Health-care changes coming, businesses told

By Valerie Baldowski


A health-care expert has told members of Henry County's business community that -- as a result of national health-care reform -- they will be able to get additional tax credits; that insurance companies can no longer deny health-care coverage to children with pre-existing conditions, and that college students can remain on their parents' health-care plans longer.

Patricia Ketsche, from the Institute of Health Administration for Georgia State University's Robinson College of Business, presented that information during a speech entitled, "Beyond the Politics: The Who, What, When & How of Health Care Reform." She was addressing the Henry County Chamber of Commerce, Thursday, in McDonough.

"I'm sure you've heard about this, no cancellations anymore, no lifetime coverage limits, or no pre-existing conditions for children, starting this year," said Ketsche. "It's not only that you can't exclude a specific condition, you can't decline the coverage," she added.

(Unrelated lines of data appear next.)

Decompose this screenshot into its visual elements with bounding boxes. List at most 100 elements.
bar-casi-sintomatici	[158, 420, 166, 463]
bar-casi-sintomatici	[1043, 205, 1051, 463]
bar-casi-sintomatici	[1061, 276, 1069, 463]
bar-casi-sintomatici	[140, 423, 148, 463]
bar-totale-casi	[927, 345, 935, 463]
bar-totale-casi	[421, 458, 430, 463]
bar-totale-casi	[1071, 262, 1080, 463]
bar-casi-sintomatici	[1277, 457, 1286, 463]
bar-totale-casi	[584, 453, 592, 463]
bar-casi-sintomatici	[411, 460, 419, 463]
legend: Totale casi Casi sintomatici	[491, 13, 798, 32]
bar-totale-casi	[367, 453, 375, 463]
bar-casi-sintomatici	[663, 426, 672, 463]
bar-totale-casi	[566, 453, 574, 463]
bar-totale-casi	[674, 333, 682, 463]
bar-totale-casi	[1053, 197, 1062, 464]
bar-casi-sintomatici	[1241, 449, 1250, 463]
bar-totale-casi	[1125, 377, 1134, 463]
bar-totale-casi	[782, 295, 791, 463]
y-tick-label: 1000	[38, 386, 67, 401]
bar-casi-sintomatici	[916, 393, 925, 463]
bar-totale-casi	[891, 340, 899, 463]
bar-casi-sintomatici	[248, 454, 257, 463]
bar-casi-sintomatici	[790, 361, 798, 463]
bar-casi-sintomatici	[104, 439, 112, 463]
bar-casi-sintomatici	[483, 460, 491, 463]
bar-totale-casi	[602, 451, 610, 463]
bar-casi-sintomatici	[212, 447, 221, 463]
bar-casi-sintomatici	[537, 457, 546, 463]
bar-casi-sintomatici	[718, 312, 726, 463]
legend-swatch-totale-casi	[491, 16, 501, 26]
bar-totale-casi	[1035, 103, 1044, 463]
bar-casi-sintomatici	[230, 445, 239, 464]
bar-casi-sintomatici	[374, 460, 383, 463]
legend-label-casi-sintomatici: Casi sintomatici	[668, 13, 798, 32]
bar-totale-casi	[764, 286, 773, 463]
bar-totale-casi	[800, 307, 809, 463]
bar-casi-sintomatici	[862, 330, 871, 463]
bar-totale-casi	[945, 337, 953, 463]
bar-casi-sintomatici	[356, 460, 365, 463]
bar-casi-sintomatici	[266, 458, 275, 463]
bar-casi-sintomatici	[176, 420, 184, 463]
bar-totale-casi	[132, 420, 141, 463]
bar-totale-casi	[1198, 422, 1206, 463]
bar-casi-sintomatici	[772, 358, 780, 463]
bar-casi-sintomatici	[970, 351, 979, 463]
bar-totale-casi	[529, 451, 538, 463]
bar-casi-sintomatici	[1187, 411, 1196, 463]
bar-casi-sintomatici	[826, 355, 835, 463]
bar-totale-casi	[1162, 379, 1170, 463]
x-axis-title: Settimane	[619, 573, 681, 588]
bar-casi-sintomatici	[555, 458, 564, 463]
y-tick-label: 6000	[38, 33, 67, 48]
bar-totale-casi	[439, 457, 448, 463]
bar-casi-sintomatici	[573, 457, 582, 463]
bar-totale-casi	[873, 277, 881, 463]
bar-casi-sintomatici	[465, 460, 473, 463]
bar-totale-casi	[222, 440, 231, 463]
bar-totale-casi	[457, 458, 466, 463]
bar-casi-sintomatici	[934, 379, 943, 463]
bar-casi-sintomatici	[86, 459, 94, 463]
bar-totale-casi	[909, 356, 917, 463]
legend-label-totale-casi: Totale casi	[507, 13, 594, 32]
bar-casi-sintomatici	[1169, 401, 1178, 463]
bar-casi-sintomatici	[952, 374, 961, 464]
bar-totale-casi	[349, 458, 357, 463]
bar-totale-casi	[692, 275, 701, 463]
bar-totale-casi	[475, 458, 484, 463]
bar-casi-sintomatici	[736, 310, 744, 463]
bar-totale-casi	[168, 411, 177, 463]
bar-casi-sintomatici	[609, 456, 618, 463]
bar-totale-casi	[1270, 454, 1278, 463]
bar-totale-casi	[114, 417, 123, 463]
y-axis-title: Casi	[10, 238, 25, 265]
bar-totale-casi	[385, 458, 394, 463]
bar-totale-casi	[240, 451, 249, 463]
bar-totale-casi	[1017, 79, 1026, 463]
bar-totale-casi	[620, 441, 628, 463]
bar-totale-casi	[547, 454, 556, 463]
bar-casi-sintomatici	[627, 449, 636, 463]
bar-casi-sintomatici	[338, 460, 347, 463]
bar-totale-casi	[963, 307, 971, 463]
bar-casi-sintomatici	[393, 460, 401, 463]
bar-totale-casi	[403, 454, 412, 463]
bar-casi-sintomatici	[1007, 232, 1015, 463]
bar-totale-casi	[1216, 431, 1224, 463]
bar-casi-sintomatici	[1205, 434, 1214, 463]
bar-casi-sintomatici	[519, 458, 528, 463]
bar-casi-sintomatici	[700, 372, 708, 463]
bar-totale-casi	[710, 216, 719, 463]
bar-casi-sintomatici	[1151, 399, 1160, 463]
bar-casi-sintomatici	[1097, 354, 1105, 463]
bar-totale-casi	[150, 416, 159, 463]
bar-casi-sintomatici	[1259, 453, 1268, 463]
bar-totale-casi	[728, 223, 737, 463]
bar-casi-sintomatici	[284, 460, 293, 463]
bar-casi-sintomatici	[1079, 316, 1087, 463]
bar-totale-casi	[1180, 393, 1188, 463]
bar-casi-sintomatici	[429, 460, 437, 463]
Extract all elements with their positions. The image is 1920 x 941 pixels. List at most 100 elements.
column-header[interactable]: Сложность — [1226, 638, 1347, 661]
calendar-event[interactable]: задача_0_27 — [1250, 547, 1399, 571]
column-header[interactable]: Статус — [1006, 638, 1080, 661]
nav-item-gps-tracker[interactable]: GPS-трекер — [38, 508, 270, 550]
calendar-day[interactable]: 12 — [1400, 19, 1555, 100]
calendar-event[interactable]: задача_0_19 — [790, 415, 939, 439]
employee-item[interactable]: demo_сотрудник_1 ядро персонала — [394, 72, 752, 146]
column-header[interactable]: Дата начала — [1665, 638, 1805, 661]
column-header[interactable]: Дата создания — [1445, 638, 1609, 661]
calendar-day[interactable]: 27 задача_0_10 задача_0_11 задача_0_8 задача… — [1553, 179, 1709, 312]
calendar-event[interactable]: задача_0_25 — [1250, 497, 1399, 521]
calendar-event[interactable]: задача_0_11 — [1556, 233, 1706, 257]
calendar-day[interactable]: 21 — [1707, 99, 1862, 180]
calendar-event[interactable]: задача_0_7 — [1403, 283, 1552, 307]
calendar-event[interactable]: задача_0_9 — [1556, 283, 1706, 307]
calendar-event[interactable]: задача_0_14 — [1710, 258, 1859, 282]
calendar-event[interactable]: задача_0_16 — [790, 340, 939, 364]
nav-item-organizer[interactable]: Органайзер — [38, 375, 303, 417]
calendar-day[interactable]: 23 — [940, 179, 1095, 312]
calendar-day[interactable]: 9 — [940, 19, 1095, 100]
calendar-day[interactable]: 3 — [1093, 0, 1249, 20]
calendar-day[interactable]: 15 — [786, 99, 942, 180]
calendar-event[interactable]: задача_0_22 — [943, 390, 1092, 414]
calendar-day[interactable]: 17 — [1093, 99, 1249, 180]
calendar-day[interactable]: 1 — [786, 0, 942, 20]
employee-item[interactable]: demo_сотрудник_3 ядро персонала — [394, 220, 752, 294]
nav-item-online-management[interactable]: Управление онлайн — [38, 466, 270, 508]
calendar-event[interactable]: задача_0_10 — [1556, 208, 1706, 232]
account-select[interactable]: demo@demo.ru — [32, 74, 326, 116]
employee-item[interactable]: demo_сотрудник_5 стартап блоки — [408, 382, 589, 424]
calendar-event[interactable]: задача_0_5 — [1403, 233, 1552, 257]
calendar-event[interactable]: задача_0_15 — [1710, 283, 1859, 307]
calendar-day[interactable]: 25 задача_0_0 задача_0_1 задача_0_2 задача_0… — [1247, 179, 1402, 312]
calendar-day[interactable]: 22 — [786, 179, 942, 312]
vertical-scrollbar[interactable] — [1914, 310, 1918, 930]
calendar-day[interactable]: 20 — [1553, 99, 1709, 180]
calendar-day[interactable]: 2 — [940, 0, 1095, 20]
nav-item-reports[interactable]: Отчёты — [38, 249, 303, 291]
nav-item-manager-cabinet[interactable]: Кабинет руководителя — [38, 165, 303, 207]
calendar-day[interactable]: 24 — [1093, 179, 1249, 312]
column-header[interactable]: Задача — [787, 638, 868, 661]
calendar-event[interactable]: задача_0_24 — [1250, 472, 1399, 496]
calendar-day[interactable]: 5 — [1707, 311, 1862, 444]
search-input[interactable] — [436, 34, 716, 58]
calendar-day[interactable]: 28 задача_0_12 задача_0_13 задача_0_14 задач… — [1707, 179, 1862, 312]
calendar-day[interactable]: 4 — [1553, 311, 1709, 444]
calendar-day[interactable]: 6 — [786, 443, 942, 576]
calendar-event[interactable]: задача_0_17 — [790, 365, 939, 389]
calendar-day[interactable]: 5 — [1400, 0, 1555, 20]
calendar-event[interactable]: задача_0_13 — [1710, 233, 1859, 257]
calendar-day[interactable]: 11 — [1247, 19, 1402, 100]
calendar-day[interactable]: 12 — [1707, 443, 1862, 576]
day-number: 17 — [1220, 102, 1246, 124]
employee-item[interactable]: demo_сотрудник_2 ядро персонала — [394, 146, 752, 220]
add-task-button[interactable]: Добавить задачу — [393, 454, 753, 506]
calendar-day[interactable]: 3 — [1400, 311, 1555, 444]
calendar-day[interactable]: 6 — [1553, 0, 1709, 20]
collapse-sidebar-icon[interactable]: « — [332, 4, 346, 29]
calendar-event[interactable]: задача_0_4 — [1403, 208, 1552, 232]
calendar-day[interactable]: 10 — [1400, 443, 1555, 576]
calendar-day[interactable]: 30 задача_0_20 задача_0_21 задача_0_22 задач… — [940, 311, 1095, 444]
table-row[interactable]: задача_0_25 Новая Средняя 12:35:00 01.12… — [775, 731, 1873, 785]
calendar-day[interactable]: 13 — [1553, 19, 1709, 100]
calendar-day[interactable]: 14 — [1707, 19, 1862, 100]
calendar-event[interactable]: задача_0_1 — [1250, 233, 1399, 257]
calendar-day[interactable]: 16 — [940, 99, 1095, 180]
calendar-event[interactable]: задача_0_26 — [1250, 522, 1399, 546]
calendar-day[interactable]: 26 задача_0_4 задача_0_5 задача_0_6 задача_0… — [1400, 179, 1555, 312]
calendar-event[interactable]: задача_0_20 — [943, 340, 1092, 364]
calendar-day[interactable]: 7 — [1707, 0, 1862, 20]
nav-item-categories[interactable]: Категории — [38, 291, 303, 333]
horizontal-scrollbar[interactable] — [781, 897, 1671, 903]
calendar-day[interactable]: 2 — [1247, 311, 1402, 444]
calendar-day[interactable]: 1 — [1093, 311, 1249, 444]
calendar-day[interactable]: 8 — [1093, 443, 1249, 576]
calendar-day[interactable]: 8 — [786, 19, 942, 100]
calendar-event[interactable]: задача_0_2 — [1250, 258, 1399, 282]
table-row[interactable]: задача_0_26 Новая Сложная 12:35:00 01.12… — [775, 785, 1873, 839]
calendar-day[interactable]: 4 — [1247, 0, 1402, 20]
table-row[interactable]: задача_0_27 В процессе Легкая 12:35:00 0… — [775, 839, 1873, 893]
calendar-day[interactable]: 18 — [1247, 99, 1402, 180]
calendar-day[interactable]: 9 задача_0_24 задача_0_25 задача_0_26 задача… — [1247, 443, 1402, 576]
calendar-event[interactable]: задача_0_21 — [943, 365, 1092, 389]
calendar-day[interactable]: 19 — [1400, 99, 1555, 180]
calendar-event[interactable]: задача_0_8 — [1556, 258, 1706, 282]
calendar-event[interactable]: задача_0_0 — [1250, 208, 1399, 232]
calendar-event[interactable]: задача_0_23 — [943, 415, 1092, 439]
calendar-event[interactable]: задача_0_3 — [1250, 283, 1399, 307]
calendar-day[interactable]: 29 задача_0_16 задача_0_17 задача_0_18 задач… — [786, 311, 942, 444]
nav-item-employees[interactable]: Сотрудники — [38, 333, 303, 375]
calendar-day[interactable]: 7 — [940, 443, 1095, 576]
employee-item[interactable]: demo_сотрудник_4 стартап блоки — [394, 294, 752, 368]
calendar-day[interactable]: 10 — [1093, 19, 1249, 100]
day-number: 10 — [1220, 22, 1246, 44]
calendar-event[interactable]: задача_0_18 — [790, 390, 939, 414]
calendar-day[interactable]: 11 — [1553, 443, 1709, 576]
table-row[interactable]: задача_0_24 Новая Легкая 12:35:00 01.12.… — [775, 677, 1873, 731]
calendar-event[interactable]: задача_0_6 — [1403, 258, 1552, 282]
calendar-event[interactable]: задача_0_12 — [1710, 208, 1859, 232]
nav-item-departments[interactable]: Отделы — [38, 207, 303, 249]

A level of tax credits, Ketsche said, will be provided to small businesses with 25 or fewer employees, who have average wages less than $50,000. The credits will be offered to help employers offset some of the costs of providing health coverage.

"The full tax credit, which is 35 percent of the cost of a plan, is available to firms with 10 or fewer, and average wages of less than $35,000," she said.

Ketsche reminded those in attendance that the changes will take place over a period of several years, through 2015, but there are changes scheduled to be in place this year. "The first one is a high-risk pool," she explained. Beginning in June, the federal government will establish a "high-risk pool" for individuals who have been rejected by private insurers, she said. The pool, to be made available to Georgia residents, will give them the opportunity to buy health insurance.

"A lot of states have high-risk pools now," Ketsche said. "What that means is, if you try and buy insurance, and you get turned down because you have a pre-existing condition, you can go to the high-risk pool, and you can buy insurance.

"Usually, it's at 150 percent of the standard premium," she said. "It lets people who are very sick have a way to buy insurance that they can't do now."

The federally-subsidized insurance will cover those individuals until 2014, she continued. She said the provision that prohibits insurance companies from denying health coverage for children with pre-existing conditions, is expected to go into effect in September, but that some larger insurance companies are incorporating the requirement into their policies now.

Additionally, she said, group health coverage on a parent's plan will become available for anyone up to age 26, if the dependent does not have their own health insurance coverage. Usually, dependents are dropped from their parents' plan at age 19, unless they are a full-time student. If they are full-time, they are typically allowed to stay on their parents' plan until age 23. The change will take effect Sept. 23, she said. "Some big employers are saying go ahead and do it now," she added.

Ketsche presented information some may not have been aware of previously, said Kay Pippin, Henry County Chamber of Commerce president. "All of this is a big education process for all of us," she said. "We're going to have to learn more ourselves. We're going to have to be good consumers in this process."

After the presentation, others also responded. Gwendolyn Parks, an oncology and palliative care certified nurse for Sacred Journey Hospice in McDonough, said: "I thought it was absolutely wonderful, very informative. I Iiked it best because it was no politics involved. It was just the facts of what to do ... That's it."

Eddie Ausband, managing partner for Revanta Financial Group, LLC, in Stockbridge, said there was much information to consider. "I'm kind of on both sides of the health-care reform," he said, "one, as a consumer, and one, as a broker. My reaction is probably much like most others ... It is highly technical, it is complicated, it is going to be phased in over the next four or five years and beyond."

Ausband, whose company has about 20 employees, said he is worried that health-are care reform will experience the same difficulties as the Social Security program.

"My biggest concern is that it's a major undertaking by the federal government, kind of akin to running Social Security, and we all know there are issues there," he said.